Character String Types

All 8-bit character character-string types are derived from the C character pointer (const char*) base type. This pointer is used to hold a null-terminated C string for encoding/decoding. For encoding, the string can either be static (i.e., a string literal or address of a static buffer) or dynamic. The decoder allocates dynamic memory from within its context to hold the memory for the string. This memory is released when the rtxMemFree function is called.

The useful character string types in ASN.1 are as follows:

   UTF8String        ::=  [UNIVERSAL 12]  IMPLICIT OCTET STRING
   NumericString     ::=  [UNIVERSAL 18]  IMPLICIT IA5String
   PrintableString   ::=  [UNIVERSAL 19]  IMPLICIT IA5String
   T61String         ::=  [UNIVERSAL 20]  IMPLICIT OCTET STRING
   VideotexString    ::=  [UNIVERSAL 21]  IMPLICIT OCTET STRING
   IA5String         ::=  [UNIVERSAL 22]  IMPLICIT OCTET STRING
   UTCTime           ::=  [UNIVERSAL 23]  IMPLICIT GeneralizedTime
   GeneralizedTime   ::=  [UNIVERSAL 24]  IMPLICIT IA5String
   GraphicString     ::=  [UNIVERSAL 25]  IMPLICIT OCTET STRING
   VisibleString     ::=  [UNIVERSAL 26]  IMPLICIT OCTET STRING
   GeneralString     ::=  [UNIVERSAL 27]  IMPLICIT OCTET STRING
   UniversalString   ::=  [UNIVERSAL 28]  IMPLICIT OCTET STRING
   BMPString         ::=  [UNIVERSAL 30]  IMPLICIT OCTET STRING
   ObjectDescriptor  ::=  [UNIVERSAL 7]  IMPLICIT GraphicString

Of these, all are represented by const char * pointers except for the BMPString, UniversalString, and UTF8String types.
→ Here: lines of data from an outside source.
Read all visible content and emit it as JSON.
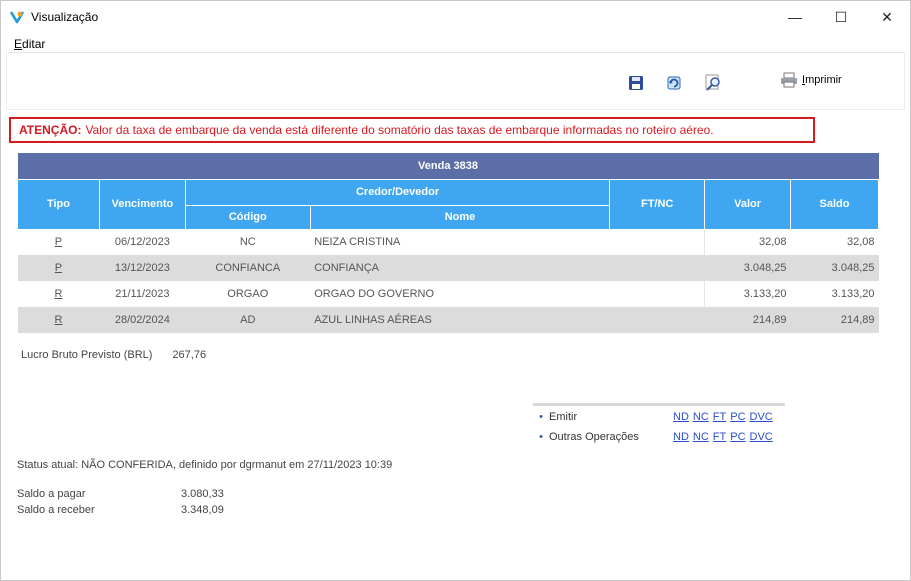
{
  "window": {
    "title": "Visualização",
    "controls": {
      "minimize": "—",
      "maximize": "☐",
      "close": "✕"
    }
  },
  "menu": {
    "editar_mnemonic": "E",
    "editar_rest": "ditar"
  },
  "toolbar": {
    "print_mnemonic": "I",
    "print_rest": "mprimir"
  },
  "warning": {
    "prefix": "ATENÇÃO:",
    "text": "Valor da taxa de embarque da venda está diferente do somatório das taxas de embarque informadas no roteiro aéreo."
  },
  "table": {
    "title": "Venda 3838",
    "headers": {
      "tipo": "Tipo",
      "vencimento": "Vencimento",
      "credor_devedor": "Credor/Devedor",
      "codigo": "Código",
      "nome": "Nome",
      "ftnc": "FT/NC",
      "valor": "Valor",
      "saldo": "Saldo"
    },
    "rows": [
      {
        "tipo": "P",
        "vencimento": "06/12/2023",
        "codigo": "NC",
        "nome": "NEIZA CRISTINA",
        "ftnc": "",
        "valor": "32,08",
        "saldo": "32,08"
      },
      {
        "tipo": "P",
        "vencimento": "13/12/2023",
        "codigo": "CONFIANCA",
        "nome": "CONFIANÇA",
        "ftnc": "",
        "valor": "3.048,25",
        "saldo": "3.048,25"
      },
      {
        "tipo": "R",
        "vencimento": "21/11/2023",
        "codigo": "ORGAO",
        "nome": "ORGAO DO GOVERNO",
        "ftnc": "",
        "valor": "3.133,20",
        "saldo": "3.133,20"
      },
      {
        "tipo": "R",
        "vencimento": "28/02/2024",
        "codigo": "AD",
        "nome": "AZUL LINHAS AÉREAS",
        "ftnc": "",
        "valor": "214,89",
        "saldo": "214,89"
      }
    ]
  },
  "lucro": {
    "label": "Lucro Bruto Previsto (BRL)",
    "value": "267,76"
  },
  "operations": {
    "bullet": "•",
    "rows": [
      {
        "label": "Emitir",
        "links": [
          "ND",
          "NC",
          "FT",
          "PC",
          "DVC"
        ]
      },
      {
        "label": "Outras Operações",
        "links": [
          "ND",
          "NC",
          "FT",
          "PC",
          "DVC"
        ]
      }
    ]
  },
  "status": "Status atual: NÃO CONFERIDA, definido por dgrmanut em 27/11/2023 10:39",
  "saldos": [
    {
      "label": "Saldo a pagar",
      "value": "3.080,33"
    },
    {
      "label": "Saldo a receber",
      "value": "3.348,09"
    }
  ],
  "colors": {
    "warning_red": "#d71920",
    "header_blue": "#3fa6f1",
    "title_blue": "#5b6ea7",
    "row_gray": "#dcdcdc"
  }
}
The BMPString type is a 16-bit character string for which the following structure is used:

   typedef struct {
      OSUINT32 nchars;
      OSUNICHAR* data;
   } Asn116BitCharString;

The OSUNICHAR type used in this definition represents a Unicode character (UTF-16) and is defined to be a C unsigned short type.
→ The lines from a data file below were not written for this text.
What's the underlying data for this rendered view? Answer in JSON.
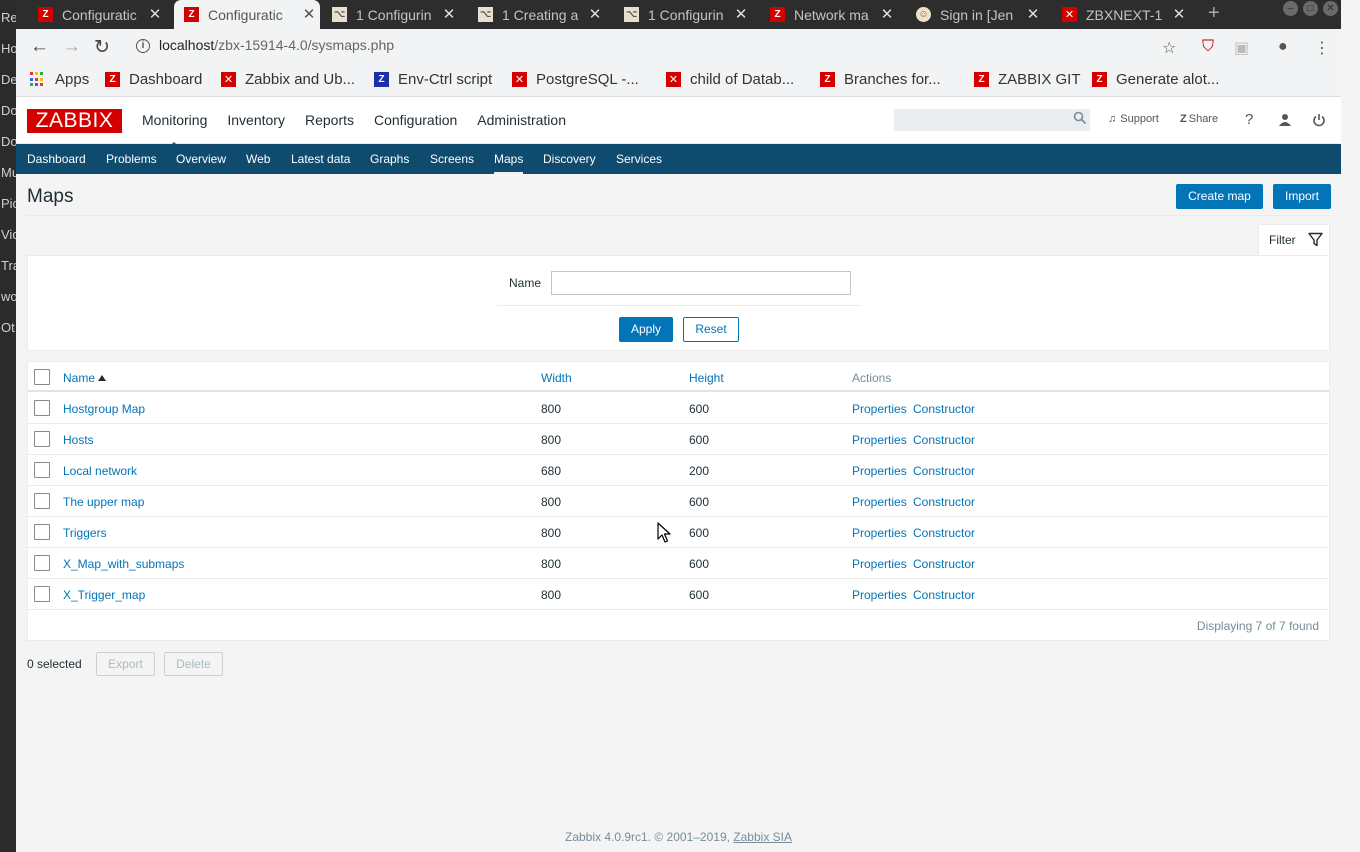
{
  "desktop": {
    "left_labels": [
      "Re",
      "Ho",
      "De",
      "Do",
      "Do",
      "Mu",
      "Pic",
      "Vid",
      "Tra",
      "wo",
      "Ot"
    ]
  },
  "browser": {
    "tabs": [
      {
        "title": "Configuratic",
        "icon": "zabbix-icon",
        "active": false
      },
      {
        "title": "Configuratic",
        "icon": "zabbix-icon",
        "active": true
      },
      {
        "title": "1 Configurin",
        "icon": "git-icon",
        "active": false
      },
      {
        "title": "1 Creating a",
        "icon": "git-icon",
        "active": false
      },
      {
        "title": "1 Configurin",
        "icon": "git-icon",
        "active": false
      },
      {
        "title": "Network ma",
        "icon": "zabbix-icon",
        "active": false
      },
      {
        "title": "Sign in [Jen",
        "icon": "jenkins-icon",
        "active": false
      },
      {
        "title": "ZBXNEXT-1",
        "icon": "jira-icon",
        "active": false
      }
    ],
    "url_host": "localhost",
    "url_path": "/zbx-15914-4.0/sysmaps.php",
    "bookmarks": [
      {
        "label": "Apps",
        "icon": "apps-icon"
      },
      {
        "label": "Dashboard",
        "icon": "zabbix-icon"
      },
      {
        "label": "Zabbix and Ub...",
        "icon": "jira-icon"
      },
      {
        "label": "Env-Ctrl script",
        "icon": "zabbix-blue-icon"
      },
      {
        "label": "PostgreSQL -...",
        "icon": "jira-icon"
      },
      {
        "label": "child of Datab...",
        "icon": "jira-icon"
      },
      {
        "label": "Branches for...",
        "icon": "zabbix-icon"
      },
      {
        "label": "ZABBIX GIT",
        "icon": "zabbix-icon"
      },
      {
        "label": "Generate alot...",
        "icon": "zabbix-icon"
      }
    ]
  },
  "zabbix": {
    "logo": "ZABBIX",
    "top_menu": [
      "Monitoring",
      "Inventory",
      "Reports",
      "Configuration",
      "Administration"
    ],
    "header_links": {
      "support": "Support",
      "share": "Share",
      "help": "?"
    },
    "sub_menu": [
      "Dashboard",
      "Problems",
      "Overview",
      "Web",
      "Latest data",
      "Graphs",
      "Screens",
      "Maps",
      "Discovery",
      "Services"
    ],
    "page_title": "Maps",
    "buttons": {
      "create_map": "Create map",
      "import": "Import"
    },
    "filter": {
      "tab_label": "Filter",
      "name_label": "Name",
      "name_value": "",
      "apply": "Apply",
      "reset": "Reset"
    },
    "table": {
      "columns": {
        "name": "Name",
        "width": "Width",
        "height": "Height",
        "actions": "Actions"
      },
      "rows": [
        {
          "name": "Hostgroup Map",
          "width": "800",
          "height": "600"
        },
        {
          "name": "Hosts",
          "width": "800",
          "height": "600"
        },
        {
          "name": "Local network",
          "width": "680",
          "height": "200"
        },
        {
          "name": "The upper map",
          "width": "800",
          "height": "600"
        },
        {
          "name": "Triggers",
          "width": "800",
          "height": "600"
        },
        {
          "name": "X_Map_with_submaps",
          "width": "800",
          "height": "600"
        },
        {
          "name": "X_Trigger_map",
          "width": "800",
          "height": "600"
        }
      ],
      "action_properties": "Properties",
      "action_constructor": "Constructor",
      "footer": "Displaying 7 of 7 found"
    },
    "selection": {
      "count": "0 selected",
      "export": "Export",
      "delete": "Delete"
    },
    "copyright": "Zabbix 4.0.9rc1. © 2001–2019,",
    "copyright_link": "Zabbix SIA"
  }
}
See the rtBMPToCString, rtBMPToNewCString, and the rtCToBMPString run-time function descriptions for information on utilities that can convert standard C strings to and from BMP string format.

The UniversalString type is a 32-bit character string for which the following structure is used:

   typedef struct {
      OSUINT32 nchars;
      OS32BITCHAR* data;
   } Asn132BitCharString;

The OS32BITCHAR type used in this definition is defined to be a C unsigned int type.
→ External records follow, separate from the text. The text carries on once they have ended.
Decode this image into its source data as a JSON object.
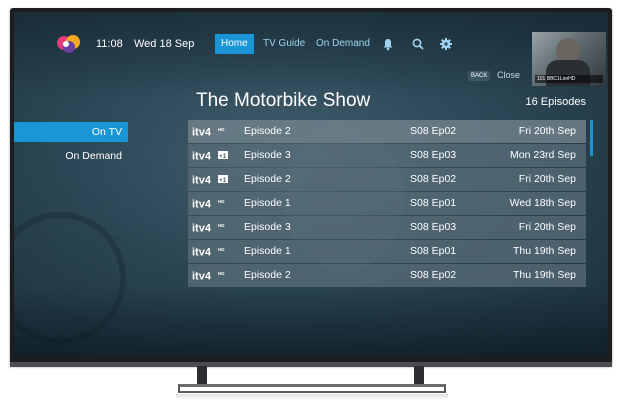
{
  "header": {
    "time": "11:08",
    "date": "Wed 18 Sep",
    "nav": [
      "Home",
      "TV Guide",
      "On Demand"
    ],
    "active_nav": "Home",
    "icons": [
      "bell-icon",
      "search-icon",
      "gear-icon"
    ],
    "preview_caption": "101 BBC1LonHD"
  },
  "back": {
    "badge": "BACK",
    "label": "Close"
  },
  "show": {
    "title": "The Motorbike Show",
    "count": "16 Episodes"
  },
  "sidebar": {
    "items": [
      "On TV",
      "On Demand"
    ],
    "active": "On TV"
  },
  "episodes": [
    {
      "channel": "itv4 HD",
      "title": "Episode 2",
      "code": "S08 Ep02",
      "date": "Fri 20th Sep"
    },
    {
      "channel": "itv4 +1",
      "title": "Episode 3",
      "code": "S08 Ep03",
      "date": "Mon 23rd Sep"
    },
    {
      "channel": "itv4 +1",
      "title": "Episode 2",
      "code": "S08 Ep02",
      "date": "Fri 20th Sep"
    },
    {
      "channel": "itv4 HD",
      "title": "Episode 1",
      "code": "S08 Ep01",
      "date": "Wed 18th Sep"
    },
    {
      "channel": "itv4 HD",
      "title": "Episode 3",
      "code": "S08 Ep03",
      "date": "Fri 20th Sep"
    },
    {
      "channel": "itv4 HD",
      "title": "Episode 1",
      "code": "S08 Ep01",
      "date": "Thu 19th Sep"
    },
    {
      "channel": "itv4 HD",
      "title": "Episode 2",
      "code": "S08 Ep02",
      "date": "Thu 19th Sep"
    }
  ],
  "colors": {
    "accent": "#1a95d5",
    "row": "#5a6e78",
    "screen_bg": "#33505f"
  }
}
See the rtUCSToCString, rtUCSToNewCString, and the rtCToUCSString run-time function descriptions for information on utilities that can convert standard C strings to and from Universal Character Set (UCS-4) string format. See also the rtUCSToWCSString and rtWCSToUCSString for information on utilities that can convert standard wide character string to and from UniversalString type.

The UTF8String type is represented as a string of unsigned characters using the OSUTF8CHAR data type. This type is defined to be unsigned char. This makes it possible to use the characters in the upper range of the UTF-8 space as positive numbers. The contents of this string type are assumed to contain the UTF-8 encoding of a character string. For the most part, standard C character string functions such as strcpy, strcat, etc. can be used with these strings with some type casting.

Utility functions are provided for working with UTF-8 string data. The UTF-8 encoding for a standard ASCII string is simply the string itself. For Unicode strings represented in C/C++ using the wide character type (wchar_t), the run-time functions rtxUTF8ToWCS and rtxWCSToUTF8 can be used for converting to and from UTF-8 format. The function rtxValidateUTF8 can be used to ensure that a given UTF-8 encoding is valid. See the C/C++ Run-Time Library Reference Manual for a complete description of these functions.